I'm working with a dataset that contains hourly data, and I'm having trouble interpreting how the hours are represented. The dataset has two columns: one for the date and one for the hour. Here's an example of how the data is structured:
Date | Hour |
---|---|
2023-01-01 | 1 |
2023-01-01 | 2 |
2023-01-01 | 3 |
... | ... |
2023-01-01 | 24 |
I need to understand whether "2023-01-01 hour 1" refers to:
I haven't found the answer to this question anywhere, so I would like to start a discussion and find out what your interpretation and good practices are in this matter
Any insights or suggestions on how to approach this issue would be greatly appreciated!
Is there a standard convention for representing hourly data in such tables?

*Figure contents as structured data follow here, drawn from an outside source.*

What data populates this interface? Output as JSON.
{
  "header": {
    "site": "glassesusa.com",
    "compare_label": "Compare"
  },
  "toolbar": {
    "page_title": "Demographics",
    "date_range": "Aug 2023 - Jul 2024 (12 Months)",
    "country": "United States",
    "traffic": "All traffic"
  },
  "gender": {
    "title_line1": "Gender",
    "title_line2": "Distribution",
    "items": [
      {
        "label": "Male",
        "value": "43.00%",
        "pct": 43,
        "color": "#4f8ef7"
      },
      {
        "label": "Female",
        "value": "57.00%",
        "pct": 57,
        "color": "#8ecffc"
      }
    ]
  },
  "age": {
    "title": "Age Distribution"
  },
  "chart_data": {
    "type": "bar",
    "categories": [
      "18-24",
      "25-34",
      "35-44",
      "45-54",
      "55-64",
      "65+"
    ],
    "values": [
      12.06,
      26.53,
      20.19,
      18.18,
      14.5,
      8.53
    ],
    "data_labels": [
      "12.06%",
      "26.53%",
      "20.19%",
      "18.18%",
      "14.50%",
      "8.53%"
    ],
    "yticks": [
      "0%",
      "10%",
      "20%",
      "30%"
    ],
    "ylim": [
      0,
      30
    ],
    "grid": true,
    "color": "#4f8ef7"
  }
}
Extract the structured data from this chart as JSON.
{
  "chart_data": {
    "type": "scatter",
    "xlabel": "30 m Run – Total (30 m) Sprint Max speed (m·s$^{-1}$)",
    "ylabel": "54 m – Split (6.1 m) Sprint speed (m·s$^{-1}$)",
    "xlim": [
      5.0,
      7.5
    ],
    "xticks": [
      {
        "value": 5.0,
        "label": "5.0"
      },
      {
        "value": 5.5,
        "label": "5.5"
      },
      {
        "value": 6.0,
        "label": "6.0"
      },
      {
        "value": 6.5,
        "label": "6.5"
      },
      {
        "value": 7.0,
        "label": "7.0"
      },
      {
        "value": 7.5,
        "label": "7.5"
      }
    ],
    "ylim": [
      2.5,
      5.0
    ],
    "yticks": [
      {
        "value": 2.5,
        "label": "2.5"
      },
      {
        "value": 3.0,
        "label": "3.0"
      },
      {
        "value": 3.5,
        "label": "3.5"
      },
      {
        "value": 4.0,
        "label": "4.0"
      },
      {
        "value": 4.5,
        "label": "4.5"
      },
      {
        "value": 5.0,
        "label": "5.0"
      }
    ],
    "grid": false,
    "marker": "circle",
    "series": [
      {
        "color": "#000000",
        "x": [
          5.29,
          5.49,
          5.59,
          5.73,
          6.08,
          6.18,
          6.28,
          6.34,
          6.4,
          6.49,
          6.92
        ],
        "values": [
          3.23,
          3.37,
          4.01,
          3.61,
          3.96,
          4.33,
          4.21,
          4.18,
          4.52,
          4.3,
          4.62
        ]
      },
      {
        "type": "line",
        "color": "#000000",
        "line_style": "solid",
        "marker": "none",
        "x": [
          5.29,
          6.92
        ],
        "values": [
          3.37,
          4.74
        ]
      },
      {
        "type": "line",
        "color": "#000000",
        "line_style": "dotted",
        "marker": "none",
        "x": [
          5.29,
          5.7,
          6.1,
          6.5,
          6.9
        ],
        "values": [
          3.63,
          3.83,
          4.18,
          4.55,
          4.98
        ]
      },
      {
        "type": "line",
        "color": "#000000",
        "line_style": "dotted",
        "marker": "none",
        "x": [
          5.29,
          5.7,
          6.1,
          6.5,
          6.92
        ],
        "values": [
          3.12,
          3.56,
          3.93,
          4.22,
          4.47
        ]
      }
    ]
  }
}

The idea that a value equals to itself is kinda standard. So if there is no contradictory evidence, then the null hypothesis is that 1 means 1:00, 2 means 2:00, ... 24 means 00:00
H0 or the null hypothesis is the hypothesis you are to make if you have to choose a hypothesis and you have no evidence that would debunk any of the possibilities, nor arguments that would change their likelihood.
So, keep in mind that we need to assume that 24 is by default meaning 00:00 unless something suggests otherwise. But you will need to investigate (and you already did it to some extent) in order to be sure.
As you also suggested, documentation is a great place to find any evidence that would shift your position towards a direction. You also stated that the documentation did not say what the 24 means. But you can look for secondary evidence. For example, if your documentation says that in order to sort the times you need to run something like
select `Date`, `Hour`
from t
order by `Date`, `Hour`
and you have Hour
values of 24, then, since 24 > 23, it will become clear that 24 is after 23, so 24 must mean the 24th hour, that is, 23:00 and consequently each hour means one less than itself.
Note that I'm not saying that this is the actual case, I'm just saying that if the hours are numerically sorted to sort by time, then 24 means 00:00.
Look into your application code, look how the hours are ordered, look at what comments are there, whether the code suggests that an hour is at the start of the day. Also look into the way data is generated. If you have something like:
insert into t(`Date`, `Hour`)
values
('2024-08-08', 1),
('2024-08-08', 2),
('2024-08-08', 3),
('2024-08-08', 4),
('2024-08-08', 5),
('2024-08-08', 6),
('2024-08-08', 7),
('2024-08-08', 8),
('2024-08-08', 9),
('2024-08-08', 10),
('2024-08-08', 11),
('2024-08-08', 12),
('2024-08-08', 13),
('2024-08-08', 14),
('2024-08-08', 15),
('2024-08-08', 16),
('2024-08-08', 17),
('2024-08-08', 18),
('2024-08-08', 19),
('2024-08-08', 20),
('2024-08-08', 21),
('2024-08-08', 22),
('2024-08-08', 23),
('2024-08-08', 24);
then the 24 most likely means 23:00. However, if you have:
insert into t(`Date`, `Hour`)
values
('2024-08-08', 24),
('2024-08-08', 1),
('2024-08-08', 2),
('2024-08-08', 3),
('2024-08-08', 4),
('2024-08-08', 5),
('2024-08-08', 6),
('2024-08-08', 7),
('2024-08-08', 8),
('2024-08-08', 9),
('2024-08-08', 10),
('2024-08-08', 11),
('2024-08-08', 12),
('2024-08-08', 13),
('2024-08-08', 14),
('2024-08-08', 15),
('2024-08-08', 16),
('2024-08-08', 17),
('2024-08-08', 18),
('2024-08-08', 19),
('2024-08-08', 20),
('2024-08-08', 21),
('2024-08-08', 22),
('2024-08-08', 23);
then 24 most likely means 00:00.
Ask around people who might know
If you have formulas that convert timezones, then you can often infer the meaning of the input from the formula.
If no further information, choose H0, which is that 1 = 1 is true. But look for contradictory evidence, try to debunk this hypothesis. If you fail to debunk it, then it is the best bet. If you manage to debunk it, then choose the better hypothesis instead.